Global awareness and legislative hopes

00:41:46
Speaker
And so while I hope COSA is successful and goes through, what I'd also love to see is where is the accountability and who is enforcing and how is that being done? Yeah, I think that's a huge gap and that is a critical one too to be resolved.
00:42:03
Speaker
There are solutions out there and I think really wider adoption, but you mentioned a few things. You mentioned technical solutions to be able to spot the ads. And we also mentioned accountability because there are KYC requirements out there, but the enforcement is definitely lacking. There's a gap in there and we need to get more of those regulations in there and more KYC expectations. And then the Antec companies and and those clickbait companies to take more responsibility I think we need to think about ways to call them out more as well.
00:42:35
Speaker
But with everything that you talked about and you being in this industry for so long, where do you see hope?
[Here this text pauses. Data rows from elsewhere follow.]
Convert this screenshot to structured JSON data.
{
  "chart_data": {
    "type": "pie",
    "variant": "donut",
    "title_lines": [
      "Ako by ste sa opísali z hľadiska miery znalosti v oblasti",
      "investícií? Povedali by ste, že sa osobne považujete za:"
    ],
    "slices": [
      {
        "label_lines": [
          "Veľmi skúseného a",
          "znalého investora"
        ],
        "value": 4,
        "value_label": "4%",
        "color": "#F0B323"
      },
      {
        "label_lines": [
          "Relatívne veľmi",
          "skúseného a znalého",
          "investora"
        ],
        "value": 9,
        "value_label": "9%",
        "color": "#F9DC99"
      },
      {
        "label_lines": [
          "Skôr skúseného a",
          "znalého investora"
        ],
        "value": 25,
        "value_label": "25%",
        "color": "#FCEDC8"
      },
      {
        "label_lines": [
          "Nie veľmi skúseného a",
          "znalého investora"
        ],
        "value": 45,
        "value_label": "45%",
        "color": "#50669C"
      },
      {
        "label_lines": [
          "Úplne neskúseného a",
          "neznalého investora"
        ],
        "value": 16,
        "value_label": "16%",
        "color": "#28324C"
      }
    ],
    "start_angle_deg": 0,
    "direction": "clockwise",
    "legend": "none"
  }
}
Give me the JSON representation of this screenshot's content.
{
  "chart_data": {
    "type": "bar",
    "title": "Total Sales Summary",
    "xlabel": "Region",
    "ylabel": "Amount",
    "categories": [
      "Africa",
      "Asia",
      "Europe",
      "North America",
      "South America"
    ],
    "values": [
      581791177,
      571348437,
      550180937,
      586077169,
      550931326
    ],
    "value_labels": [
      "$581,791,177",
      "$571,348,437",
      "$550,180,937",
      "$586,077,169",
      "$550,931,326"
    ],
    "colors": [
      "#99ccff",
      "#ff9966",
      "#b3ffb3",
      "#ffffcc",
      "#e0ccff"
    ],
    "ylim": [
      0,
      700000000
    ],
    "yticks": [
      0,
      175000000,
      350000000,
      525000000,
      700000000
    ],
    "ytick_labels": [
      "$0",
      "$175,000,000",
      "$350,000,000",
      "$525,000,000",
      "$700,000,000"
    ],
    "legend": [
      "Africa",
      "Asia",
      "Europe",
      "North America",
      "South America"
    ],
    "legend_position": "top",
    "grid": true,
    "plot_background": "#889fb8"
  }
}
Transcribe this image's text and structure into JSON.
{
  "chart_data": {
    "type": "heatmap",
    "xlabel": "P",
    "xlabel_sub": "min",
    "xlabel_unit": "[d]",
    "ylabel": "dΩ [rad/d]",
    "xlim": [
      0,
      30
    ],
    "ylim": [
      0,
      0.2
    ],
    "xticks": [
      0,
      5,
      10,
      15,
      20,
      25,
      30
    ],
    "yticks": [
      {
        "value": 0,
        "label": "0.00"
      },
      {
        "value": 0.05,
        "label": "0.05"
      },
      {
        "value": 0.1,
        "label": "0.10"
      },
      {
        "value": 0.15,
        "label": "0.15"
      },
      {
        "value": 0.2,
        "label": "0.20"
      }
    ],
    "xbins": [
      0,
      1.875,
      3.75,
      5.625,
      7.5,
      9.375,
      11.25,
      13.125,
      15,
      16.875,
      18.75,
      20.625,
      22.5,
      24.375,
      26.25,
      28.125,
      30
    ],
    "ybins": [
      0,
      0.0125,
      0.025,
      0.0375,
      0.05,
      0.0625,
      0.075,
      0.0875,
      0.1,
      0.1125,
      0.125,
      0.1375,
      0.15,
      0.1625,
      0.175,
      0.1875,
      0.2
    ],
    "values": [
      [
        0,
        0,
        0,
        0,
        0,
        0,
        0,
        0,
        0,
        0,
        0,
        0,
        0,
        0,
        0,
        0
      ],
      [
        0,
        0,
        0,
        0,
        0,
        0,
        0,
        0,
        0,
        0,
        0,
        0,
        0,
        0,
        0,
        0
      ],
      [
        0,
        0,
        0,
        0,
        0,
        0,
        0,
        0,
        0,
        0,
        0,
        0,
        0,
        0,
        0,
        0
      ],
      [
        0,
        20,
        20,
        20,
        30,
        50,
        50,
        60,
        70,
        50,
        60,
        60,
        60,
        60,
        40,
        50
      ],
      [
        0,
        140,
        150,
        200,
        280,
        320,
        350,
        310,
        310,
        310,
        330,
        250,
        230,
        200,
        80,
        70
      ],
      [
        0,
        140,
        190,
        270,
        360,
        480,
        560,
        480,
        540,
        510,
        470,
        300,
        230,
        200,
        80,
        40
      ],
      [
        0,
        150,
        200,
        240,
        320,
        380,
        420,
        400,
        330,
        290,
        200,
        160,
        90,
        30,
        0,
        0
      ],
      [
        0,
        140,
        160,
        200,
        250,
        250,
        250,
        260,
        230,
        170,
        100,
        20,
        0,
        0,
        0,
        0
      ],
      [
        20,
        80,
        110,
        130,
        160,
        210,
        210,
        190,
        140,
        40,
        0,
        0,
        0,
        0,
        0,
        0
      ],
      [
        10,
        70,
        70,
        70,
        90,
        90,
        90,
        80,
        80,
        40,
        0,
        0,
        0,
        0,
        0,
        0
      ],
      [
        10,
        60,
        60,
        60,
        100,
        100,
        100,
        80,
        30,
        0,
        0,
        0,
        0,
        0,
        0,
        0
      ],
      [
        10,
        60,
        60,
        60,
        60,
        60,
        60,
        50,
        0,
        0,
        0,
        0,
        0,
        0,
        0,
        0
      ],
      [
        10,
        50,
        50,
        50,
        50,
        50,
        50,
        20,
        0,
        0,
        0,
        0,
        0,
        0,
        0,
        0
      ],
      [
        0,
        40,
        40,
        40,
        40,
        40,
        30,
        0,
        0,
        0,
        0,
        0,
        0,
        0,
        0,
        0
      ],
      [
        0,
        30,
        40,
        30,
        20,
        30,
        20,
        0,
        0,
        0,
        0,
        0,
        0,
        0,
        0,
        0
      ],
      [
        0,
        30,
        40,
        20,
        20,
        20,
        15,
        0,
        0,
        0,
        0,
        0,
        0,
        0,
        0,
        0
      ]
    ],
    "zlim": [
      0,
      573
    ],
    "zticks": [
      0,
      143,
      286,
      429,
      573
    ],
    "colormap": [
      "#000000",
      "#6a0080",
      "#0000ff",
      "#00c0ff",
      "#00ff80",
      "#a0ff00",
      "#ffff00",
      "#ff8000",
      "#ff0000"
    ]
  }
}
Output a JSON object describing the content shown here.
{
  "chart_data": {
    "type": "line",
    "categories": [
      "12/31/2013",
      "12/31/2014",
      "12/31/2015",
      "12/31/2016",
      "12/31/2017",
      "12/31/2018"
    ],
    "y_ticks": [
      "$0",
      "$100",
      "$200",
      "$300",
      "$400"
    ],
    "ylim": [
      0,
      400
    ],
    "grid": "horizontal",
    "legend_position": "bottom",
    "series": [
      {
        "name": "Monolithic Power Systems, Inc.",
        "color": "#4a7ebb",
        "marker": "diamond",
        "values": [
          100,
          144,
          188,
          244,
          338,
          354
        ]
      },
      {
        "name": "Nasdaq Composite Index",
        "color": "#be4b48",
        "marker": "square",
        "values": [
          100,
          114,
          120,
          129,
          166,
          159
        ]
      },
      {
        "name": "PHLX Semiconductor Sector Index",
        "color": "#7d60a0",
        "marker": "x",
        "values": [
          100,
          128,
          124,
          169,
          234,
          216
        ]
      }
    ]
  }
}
What are you hopeful about in terms of the strides that we've been taking to protect consumers better?
00:42:49
Speaker
I think there's a global awakening to the industry at large and the things that are happening. The first 10 years that I was in this space, I saw online harms and there were no laws, there were no regulations or accountability that people had to take.
00:43:08
Speaker
GDPR was the first step towards there's something to this online ecosystem. And since then, i think a lot of steps have been taken. So I'm very hopeful about the conversations that are being had in the community.
00:43:23
Speaker
I'm hopeful that people are now sharing data in a way that they never would have before um through various ah alliances, I guess. ah Global Anti-Scam Alliance is one of those that is pretty well known.
00:43:40
Speaker
um Sharing data on harms and scams would have never happened before because of competitive reasons. And so i think we're taking the right steps as a community, but there is a technological debt that has to be paid and we have to be willing to invest in that.
00:43:58
Speaker
And with, the leaps and bounds that are being made with AI right now, my fear is that are we goingnna are we going to keep up with that? But my hope is that there's enough people who actually understand what the problem is that we can push forward legislation and push forward accountability in a meaningful way.
00:44:20
Speaker
Yeah. Yeah. And you're reminding me of the video for the interview with Sam Altman where he's talking about, oh my God, ai is going to used for fraud. Yes, yes, we were seeing that already and it's I'm thank you thankful that it's out there, but we we as a current industry definitely know that, so we definitely need to invest more to keep up.
00:44:40
Speaker
Sarah, thank you so much. It's been very enlightening conversation for me and I'm sure for the listeners as well. Thank you for taking the time and really looking forward to kind of continuing the conversation down the line. We'll be In a few months, we'll revisit where we are and hopefully we'll see some improvements from a legislation and enforcement perspective.
00:45:02
Speaker
I would love that. Thanks so much for having me.